DESIGNED FOR COMMUNITY OR CAPACITY?

As community leaders continue to revitalize their communities, they should keep in mind that the Complete Streets approach really is about creating a “network of opportunity,” through a variety of choices, that is both responsive to community context and serves to enhance its sense of place. Creating a network of opportunity is about increasing multimodal accessibility to jobs, neighborhoods, shopping, and leisure for everyone, ultimately transforming communities into ones that are lasting, livable and economically competitive.

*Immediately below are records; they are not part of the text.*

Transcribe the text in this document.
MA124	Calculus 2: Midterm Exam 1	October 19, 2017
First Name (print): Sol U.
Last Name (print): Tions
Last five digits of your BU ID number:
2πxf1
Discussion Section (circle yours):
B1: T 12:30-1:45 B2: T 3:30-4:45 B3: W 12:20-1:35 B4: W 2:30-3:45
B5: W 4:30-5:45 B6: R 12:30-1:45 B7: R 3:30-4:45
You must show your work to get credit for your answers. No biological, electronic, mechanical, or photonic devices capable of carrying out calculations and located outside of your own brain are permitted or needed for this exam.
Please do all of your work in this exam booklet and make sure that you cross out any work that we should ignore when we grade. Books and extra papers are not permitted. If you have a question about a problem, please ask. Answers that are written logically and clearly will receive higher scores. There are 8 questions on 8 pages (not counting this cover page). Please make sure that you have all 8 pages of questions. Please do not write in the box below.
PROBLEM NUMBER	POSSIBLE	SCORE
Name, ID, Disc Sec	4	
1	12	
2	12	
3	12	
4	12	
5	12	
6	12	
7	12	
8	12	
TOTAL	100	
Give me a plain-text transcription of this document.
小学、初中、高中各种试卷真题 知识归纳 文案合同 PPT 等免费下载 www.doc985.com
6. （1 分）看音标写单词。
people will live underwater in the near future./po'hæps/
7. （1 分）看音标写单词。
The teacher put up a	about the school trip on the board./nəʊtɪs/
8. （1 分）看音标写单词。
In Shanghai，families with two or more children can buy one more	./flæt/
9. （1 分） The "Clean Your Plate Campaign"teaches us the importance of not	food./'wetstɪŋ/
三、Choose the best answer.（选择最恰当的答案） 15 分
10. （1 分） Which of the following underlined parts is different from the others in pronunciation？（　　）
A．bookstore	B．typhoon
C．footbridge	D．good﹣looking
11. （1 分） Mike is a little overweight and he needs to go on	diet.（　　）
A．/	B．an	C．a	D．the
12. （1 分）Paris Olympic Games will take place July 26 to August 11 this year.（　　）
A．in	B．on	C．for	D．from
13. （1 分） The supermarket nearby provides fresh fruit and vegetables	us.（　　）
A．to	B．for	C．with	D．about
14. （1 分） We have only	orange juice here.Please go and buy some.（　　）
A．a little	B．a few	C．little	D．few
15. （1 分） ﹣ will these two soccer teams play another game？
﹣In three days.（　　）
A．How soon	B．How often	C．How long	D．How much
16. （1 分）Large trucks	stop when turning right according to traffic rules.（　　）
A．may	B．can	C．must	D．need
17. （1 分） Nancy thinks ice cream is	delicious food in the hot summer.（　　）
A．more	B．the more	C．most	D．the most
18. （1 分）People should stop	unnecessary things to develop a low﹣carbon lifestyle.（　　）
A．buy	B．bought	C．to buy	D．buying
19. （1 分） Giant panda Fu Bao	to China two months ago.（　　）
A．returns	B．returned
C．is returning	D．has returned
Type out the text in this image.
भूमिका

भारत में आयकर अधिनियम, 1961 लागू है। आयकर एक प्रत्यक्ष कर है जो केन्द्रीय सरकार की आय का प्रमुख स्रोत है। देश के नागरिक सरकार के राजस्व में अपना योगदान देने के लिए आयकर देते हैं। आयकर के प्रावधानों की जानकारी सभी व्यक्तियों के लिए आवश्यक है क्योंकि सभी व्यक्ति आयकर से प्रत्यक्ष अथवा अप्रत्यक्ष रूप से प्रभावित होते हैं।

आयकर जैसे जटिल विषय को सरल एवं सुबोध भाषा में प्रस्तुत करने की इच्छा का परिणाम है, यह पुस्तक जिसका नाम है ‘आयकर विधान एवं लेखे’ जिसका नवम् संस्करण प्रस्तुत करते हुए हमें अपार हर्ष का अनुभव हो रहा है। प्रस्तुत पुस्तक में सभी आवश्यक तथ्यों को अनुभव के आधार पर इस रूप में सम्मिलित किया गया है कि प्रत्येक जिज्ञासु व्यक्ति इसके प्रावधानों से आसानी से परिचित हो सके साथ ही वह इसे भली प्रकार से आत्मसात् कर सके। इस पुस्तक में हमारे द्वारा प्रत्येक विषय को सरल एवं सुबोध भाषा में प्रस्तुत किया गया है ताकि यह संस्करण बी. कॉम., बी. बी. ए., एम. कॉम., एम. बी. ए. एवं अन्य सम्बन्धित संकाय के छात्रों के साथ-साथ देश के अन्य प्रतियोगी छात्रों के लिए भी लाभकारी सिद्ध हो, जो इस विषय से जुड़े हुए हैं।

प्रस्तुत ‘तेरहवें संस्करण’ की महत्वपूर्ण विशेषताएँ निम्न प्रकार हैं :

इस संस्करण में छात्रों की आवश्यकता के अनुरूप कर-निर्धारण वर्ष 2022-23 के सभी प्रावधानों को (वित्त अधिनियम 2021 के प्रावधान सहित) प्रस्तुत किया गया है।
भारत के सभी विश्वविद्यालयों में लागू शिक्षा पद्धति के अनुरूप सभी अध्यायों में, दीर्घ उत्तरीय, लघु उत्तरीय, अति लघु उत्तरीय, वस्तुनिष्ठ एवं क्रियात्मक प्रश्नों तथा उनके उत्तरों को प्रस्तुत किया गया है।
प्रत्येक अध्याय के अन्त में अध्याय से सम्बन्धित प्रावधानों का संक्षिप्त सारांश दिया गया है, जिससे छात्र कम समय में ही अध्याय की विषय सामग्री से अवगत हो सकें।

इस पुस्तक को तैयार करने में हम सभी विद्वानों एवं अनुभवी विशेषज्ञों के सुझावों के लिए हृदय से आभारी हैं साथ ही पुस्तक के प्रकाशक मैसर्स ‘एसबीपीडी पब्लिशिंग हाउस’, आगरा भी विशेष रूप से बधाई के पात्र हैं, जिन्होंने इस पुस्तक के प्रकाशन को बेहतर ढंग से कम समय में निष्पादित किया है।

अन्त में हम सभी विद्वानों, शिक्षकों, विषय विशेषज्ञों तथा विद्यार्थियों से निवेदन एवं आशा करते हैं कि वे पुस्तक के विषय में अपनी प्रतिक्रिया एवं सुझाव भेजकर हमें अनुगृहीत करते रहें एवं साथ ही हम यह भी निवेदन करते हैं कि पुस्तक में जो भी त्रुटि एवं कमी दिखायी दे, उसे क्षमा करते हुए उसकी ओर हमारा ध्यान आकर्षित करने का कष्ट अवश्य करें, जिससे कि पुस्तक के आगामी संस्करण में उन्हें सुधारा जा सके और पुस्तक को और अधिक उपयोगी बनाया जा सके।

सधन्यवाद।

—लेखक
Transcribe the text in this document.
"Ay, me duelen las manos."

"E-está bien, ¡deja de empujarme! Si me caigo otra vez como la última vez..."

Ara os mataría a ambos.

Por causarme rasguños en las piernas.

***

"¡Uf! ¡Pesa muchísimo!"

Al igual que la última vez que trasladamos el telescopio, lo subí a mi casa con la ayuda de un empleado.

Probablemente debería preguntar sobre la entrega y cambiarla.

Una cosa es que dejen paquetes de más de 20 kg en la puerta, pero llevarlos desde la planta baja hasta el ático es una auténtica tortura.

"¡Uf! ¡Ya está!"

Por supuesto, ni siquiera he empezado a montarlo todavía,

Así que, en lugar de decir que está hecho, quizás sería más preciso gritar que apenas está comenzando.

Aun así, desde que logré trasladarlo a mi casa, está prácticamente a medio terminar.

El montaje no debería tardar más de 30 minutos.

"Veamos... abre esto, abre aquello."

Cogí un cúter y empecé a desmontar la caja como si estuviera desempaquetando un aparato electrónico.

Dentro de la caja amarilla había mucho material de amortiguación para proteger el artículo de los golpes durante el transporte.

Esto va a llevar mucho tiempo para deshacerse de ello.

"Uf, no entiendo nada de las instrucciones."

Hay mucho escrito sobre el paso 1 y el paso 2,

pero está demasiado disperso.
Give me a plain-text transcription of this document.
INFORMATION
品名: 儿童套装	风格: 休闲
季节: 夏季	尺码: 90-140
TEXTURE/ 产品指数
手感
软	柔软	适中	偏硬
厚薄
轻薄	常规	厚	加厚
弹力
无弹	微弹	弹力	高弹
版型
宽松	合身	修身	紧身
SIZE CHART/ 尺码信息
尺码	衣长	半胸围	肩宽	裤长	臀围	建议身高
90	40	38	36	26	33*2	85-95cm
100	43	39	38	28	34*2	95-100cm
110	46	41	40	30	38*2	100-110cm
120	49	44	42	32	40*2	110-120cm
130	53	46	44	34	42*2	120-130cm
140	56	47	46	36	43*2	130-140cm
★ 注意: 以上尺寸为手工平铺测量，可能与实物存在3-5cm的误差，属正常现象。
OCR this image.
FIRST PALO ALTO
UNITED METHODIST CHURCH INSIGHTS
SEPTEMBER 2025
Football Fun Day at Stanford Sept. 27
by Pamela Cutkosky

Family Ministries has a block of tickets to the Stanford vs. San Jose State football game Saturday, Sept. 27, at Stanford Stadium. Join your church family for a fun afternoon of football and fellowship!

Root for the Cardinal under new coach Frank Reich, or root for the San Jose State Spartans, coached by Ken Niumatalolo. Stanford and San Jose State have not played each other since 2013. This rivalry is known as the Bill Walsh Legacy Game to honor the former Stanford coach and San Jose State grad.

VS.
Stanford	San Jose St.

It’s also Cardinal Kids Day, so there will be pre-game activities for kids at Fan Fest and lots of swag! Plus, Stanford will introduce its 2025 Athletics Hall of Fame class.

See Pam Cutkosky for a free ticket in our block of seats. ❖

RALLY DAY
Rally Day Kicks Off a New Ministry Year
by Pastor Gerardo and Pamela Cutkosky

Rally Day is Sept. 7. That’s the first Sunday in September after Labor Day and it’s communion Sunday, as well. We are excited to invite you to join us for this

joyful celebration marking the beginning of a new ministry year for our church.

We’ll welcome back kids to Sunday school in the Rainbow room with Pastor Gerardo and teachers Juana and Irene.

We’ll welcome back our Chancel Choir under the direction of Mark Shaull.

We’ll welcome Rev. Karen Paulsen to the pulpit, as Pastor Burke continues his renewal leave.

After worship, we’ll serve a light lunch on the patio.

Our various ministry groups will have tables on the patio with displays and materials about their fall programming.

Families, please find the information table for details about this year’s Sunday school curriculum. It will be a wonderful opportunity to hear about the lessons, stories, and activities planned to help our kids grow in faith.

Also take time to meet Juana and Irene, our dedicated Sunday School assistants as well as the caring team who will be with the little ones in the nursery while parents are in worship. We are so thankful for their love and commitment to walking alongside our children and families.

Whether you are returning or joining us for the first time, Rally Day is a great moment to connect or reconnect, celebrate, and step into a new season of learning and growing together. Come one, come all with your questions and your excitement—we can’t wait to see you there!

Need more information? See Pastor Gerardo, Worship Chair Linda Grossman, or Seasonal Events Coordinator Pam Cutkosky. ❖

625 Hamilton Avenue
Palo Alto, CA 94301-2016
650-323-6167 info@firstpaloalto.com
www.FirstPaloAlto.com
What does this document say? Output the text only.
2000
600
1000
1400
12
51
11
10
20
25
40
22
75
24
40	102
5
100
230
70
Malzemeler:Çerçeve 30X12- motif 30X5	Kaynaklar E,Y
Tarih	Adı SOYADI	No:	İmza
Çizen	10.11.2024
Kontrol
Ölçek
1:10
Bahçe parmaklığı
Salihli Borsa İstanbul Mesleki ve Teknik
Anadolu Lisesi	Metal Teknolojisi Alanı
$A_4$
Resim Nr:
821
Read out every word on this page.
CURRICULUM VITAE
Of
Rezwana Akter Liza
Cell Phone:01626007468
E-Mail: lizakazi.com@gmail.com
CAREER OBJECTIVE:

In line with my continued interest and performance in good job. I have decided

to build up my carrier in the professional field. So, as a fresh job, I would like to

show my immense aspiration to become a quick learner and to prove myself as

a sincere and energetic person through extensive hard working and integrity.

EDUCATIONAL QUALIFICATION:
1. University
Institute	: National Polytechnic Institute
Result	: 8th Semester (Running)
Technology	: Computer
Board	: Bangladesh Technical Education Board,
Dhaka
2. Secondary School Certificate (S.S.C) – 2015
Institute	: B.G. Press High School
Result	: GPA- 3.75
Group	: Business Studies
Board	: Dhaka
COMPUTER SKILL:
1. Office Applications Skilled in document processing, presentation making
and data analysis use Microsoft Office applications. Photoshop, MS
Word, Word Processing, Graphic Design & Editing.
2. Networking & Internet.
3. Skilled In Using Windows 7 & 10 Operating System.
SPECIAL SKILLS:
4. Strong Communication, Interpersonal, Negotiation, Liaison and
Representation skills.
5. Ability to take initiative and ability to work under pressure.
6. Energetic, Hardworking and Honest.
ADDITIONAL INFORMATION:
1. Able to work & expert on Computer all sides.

Any time communities introduce a paradigm shift, they will face resistance. Often, Complete Street efforts face opposition from both professionals in the traffic engineering community and the public. Most of this resistance, though, stems from the perception that any new design will result in a loss of road capacity and vehicle throughput and consequently will lead to greater traffic congestion.

An open and honest assessment of tradeoffs early in the process generally will result in greater acceptance in the long run, or at least informed consent, especially when the conversation about a community’s street is reframed as a place designed for community versus road capacity. If communities begin with the simple question of whether they want their street to serve as an area to “come through” versus one “come to,” most ultimately will prefer the latter.